Not more than ONCE :D yes, it makes sense, I sorta got the inkling that uniqueness was something about the concept but not the word "once". On a side note, since malice and error are indistinguishable without evidence of intent, you could say that pedophiles represent high entropy humans, that replicate their entropy onto immature other humans, that replication part being the most fundamental element of their intent (normalization). Random values in messages are definitely needed for optimal security, unless there is inherent entropy in the message. 32 bits of timestamp don't constitute strong entropy. Maybe if it was nanoseconds and 64 bit we'd be starting to talk about something with low collision potential. Keep in mind that this encryption is not just for the relatively low volume of human readable text. It will inevitably be needed to encrypt massive amounts of data and the bigger the amount of data, the more likely is collision. For this reason, GCM, for example, should not use the same secret on more than 4gb of data. This is directly related to the permutations created by the entropy of the data you are encrypting and the size of the nonce, which for GCM is 12 bytes, or 96 bits. SSL uses 128 and 256 bit sizes for the secrets because reversing them starts to become unlikely to occur within the time window of which the security of the protocol must survive. The cheaper that computation gets, and the more effective systems of parallelisation becomes, the more likely we are going to see a need to scale up to 384 and 512 bits. For now, it is very safe to bet on 256. There has been several recent instances of people messing around with dice roll entropy to generate bitcoin addresses and having them almost immediately hacked. Computing a private key by iterating through the counting number space will pick up a short seed with very few iterations. Pasword Based Key Derivation Functions (is HKDF a term used in papers now?) purpose is to inccrease the amount of time required to test each candidate. It is like raising the difficulty on proof of work, it functions on the same basis as everything I've discussed previously except the number of repetitions and the expansion of the output values (PBKDFs like Argon/Argon2 include a memory usage factor that adds memory hardness to the derivation, similar to how the old Ethereum PoW used a huge key, which was essentially a type of salt, to lower the optimization potential).
FYI Argon2d won that contest but I've heard the older scrypt is better from cryptographers I trust ( Scrypt is Maximally Memory Hard) and that the contest happened while the field was in flux and we weren't as good at evaluating these kinds of systems yet. So I chose it for encrypting your nostr nsec under a password for the gossip client.
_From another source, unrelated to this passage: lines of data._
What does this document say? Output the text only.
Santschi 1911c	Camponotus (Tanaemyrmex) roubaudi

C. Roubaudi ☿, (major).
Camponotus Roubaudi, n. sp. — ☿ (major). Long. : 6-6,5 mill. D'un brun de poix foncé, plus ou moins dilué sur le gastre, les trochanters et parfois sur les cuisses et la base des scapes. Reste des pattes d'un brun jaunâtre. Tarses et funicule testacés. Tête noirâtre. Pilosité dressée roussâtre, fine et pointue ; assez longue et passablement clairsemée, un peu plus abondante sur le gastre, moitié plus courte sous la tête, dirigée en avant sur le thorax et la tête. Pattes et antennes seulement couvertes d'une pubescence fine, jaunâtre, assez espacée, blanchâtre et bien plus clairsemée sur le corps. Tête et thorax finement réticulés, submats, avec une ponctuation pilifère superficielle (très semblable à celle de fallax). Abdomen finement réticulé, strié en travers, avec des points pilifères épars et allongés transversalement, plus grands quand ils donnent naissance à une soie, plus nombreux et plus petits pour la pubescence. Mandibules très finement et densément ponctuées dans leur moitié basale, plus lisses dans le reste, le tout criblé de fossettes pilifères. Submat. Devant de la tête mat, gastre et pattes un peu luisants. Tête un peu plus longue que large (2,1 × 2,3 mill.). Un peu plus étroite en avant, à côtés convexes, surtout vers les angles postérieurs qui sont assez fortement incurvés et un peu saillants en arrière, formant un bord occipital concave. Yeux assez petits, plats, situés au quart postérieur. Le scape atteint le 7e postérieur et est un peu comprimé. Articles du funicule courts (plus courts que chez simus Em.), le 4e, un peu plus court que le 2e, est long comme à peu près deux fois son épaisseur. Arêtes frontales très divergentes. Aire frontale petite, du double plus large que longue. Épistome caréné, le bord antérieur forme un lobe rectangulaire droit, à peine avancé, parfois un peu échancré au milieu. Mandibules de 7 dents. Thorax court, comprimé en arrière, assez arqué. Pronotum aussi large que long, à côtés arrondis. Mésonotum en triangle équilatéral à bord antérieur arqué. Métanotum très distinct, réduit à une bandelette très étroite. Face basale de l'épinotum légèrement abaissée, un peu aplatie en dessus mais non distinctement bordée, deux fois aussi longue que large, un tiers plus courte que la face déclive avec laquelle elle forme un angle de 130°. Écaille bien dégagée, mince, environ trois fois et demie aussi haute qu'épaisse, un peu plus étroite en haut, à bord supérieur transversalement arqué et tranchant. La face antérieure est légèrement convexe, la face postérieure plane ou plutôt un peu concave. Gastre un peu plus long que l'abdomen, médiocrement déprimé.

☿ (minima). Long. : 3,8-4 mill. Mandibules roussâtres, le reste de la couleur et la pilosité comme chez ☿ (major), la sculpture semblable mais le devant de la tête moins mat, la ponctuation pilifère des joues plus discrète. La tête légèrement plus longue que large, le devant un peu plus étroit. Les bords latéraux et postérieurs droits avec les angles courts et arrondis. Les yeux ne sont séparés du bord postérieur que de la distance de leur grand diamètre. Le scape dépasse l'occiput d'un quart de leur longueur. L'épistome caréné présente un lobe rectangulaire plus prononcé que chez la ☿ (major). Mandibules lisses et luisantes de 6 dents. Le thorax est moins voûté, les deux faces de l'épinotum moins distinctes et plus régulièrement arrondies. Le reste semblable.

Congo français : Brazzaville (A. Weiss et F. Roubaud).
yeah, I used argon2 for my `signr` https://mleku.online/git/signr but its parameters are pretty hard core. Takes about 3 seconds on my ryzen 5 2021 laptop. About the same delay on my dm-crypt passwords (the grub unlock takes typically around 8 seconds). I wrote a memory, cache and processor hard hash function for my work on parallelcoin. I designed it to do about 10 iterations per second, and that rate was pretty flat across several different CPUs, because it's based on very large integer long division. Makes me think. I should use it in signr, add a config option and set the long division based one as default so if anyone's actually using it they don't get locked out of their keychain. A job for the weekend. large integer long division is the hardest and least wide variation on all possible hardware. CPUs have 64 bits, and division circuitry takes up about 1/4 the die. ARM and GPUs can do it also, but GPUs have smaller die devoted to it and both require two cycles to process 64 bits. I'm too busy on scratching out a living to be able to have the luxury of solving what I consider to be the big problems but maybe in a year or two I'll really have some freedom to play.